Any scientific laws are truths, I can tell ya that right now.
These seem like pretty good candidates for truth. As do analytic truths, like all bachelors are unmarried males. But just for fun, I'm going to play the role of a Quinean (well, really a neo-Quinean).
So, for your philosophical enjoyment, I posit the following:
No proposition can be true simply by itself, but only when understood within a framework of other beliefs. It's how the beliefs fit together, or cohere, that makes them true.
Now I'm not appealing to some higher notion of truth, some meta-assessment of propositions. Such talk is absolute nonsense. How would we go about comparing some ordinary proposition to this higher order standard?
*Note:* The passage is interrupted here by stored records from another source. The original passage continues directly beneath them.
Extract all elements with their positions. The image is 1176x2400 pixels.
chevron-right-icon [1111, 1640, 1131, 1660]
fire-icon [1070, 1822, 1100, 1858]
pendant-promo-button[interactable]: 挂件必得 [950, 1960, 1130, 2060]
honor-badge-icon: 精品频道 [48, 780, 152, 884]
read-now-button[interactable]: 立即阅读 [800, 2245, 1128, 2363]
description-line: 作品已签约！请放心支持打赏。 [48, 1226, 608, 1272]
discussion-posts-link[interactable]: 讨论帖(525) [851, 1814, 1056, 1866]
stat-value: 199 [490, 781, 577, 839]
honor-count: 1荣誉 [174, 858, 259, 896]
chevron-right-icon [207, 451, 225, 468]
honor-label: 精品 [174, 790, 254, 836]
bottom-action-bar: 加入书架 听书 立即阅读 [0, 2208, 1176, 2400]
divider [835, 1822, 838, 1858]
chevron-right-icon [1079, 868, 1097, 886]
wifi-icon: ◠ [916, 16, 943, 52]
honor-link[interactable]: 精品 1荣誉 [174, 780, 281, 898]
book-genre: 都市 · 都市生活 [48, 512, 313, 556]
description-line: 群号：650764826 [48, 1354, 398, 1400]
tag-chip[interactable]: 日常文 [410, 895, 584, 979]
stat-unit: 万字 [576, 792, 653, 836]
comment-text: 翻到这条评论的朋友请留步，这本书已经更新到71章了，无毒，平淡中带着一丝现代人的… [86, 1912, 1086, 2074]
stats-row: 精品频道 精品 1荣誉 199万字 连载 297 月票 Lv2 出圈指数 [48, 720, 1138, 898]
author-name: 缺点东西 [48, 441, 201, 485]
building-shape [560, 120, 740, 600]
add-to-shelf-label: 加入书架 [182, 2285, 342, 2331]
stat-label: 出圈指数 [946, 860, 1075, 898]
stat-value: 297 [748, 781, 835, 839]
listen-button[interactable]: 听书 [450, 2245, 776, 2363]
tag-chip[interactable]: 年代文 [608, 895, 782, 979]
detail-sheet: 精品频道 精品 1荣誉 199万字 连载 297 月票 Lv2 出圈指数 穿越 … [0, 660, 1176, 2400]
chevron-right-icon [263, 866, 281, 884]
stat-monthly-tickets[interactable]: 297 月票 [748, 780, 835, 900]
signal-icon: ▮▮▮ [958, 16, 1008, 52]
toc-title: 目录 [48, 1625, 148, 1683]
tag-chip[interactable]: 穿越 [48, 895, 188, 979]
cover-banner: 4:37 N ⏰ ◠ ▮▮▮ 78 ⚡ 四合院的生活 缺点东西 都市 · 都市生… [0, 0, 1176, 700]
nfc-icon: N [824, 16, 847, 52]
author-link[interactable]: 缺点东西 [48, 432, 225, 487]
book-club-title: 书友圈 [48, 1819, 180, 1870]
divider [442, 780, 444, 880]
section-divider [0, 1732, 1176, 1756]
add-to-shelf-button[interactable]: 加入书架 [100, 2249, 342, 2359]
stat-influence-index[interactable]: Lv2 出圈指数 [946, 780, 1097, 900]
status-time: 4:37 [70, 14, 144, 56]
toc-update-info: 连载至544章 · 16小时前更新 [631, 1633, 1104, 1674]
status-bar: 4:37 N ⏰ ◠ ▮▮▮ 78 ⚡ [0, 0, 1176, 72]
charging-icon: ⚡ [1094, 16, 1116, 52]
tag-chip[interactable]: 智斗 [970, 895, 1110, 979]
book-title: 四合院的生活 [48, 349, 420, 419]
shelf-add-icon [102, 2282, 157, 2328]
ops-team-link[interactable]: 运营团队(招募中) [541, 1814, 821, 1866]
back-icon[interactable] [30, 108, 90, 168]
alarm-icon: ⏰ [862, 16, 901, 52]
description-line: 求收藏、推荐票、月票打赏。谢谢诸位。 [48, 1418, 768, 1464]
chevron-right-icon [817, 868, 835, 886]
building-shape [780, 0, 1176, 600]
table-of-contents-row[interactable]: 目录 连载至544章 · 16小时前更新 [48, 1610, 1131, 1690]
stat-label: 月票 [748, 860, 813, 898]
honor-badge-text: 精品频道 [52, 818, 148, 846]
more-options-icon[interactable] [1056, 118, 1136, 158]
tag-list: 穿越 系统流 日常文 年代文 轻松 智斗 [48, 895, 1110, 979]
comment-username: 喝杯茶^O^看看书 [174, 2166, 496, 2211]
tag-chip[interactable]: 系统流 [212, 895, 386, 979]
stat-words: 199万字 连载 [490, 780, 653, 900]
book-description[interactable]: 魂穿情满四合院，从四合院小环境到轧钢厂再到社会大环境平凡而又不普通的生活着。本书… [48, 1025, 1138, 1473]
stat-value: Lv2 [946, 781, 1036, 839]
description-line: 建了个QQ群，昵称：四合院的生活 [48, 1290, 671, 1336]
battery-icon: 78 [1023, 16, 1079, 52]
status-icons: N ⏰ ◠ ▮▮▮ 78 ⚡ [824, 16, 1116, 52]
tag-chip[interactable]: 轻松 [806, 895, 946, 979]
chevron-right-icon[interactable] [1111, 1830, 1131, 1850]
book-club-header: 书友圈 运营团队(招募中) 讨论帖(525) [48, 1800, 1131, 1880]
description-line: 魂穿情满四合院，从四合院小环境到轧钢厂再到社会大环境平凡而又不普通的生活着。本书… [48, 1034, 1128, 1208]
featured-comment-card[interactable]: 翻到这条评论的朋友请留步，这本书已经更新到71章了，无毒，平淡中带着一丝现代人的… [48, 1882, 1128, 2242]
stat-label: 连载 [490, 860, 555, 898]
It seems like what philosophers who are concerned with truth are really worried about is whether a belief can turn out to be false. As a principled account, this would only leave us with necessary truths, which would result in severe skepticism. They could also mean certain token beliefs that couldn't be wrong in the actual world. But this looks more like a waiting game, where a cognitive agent might refuse to assent to a proposition until it's certainty in the actual world were somehow assured.
The problem with all this is that it's fundamentally flawed. There's no such thing a necessary truth. Think I'm crazy? Consider Euclid's Parallel Postulate.
If you don't know EPP, then a quick Google search will fill you in. Needless to say, for quite some time, this looked for all the world to be a necessary truth. Until, that is, non-Euclidean geometries started sprouting up!
Even a "necessary truth" like 2+2=4 is only true in virtue of our stipulations of what "2", "+", "=", and "4" mean. And if these statements are merely stipulations, then they don't tell us how the world actually is. I think you may be hard-pressed to show a statement like that is even a genuine proposition.
We must be ready, at any moment, to give up even our most core beliefs. There are certain truths upon which many other truths are founded. But if those core beliefs end up being replaced by a more effective, coherent system that has more explanatory power, then we should welcome the change.
So, while truth certainly isn't relative - it's also not certain.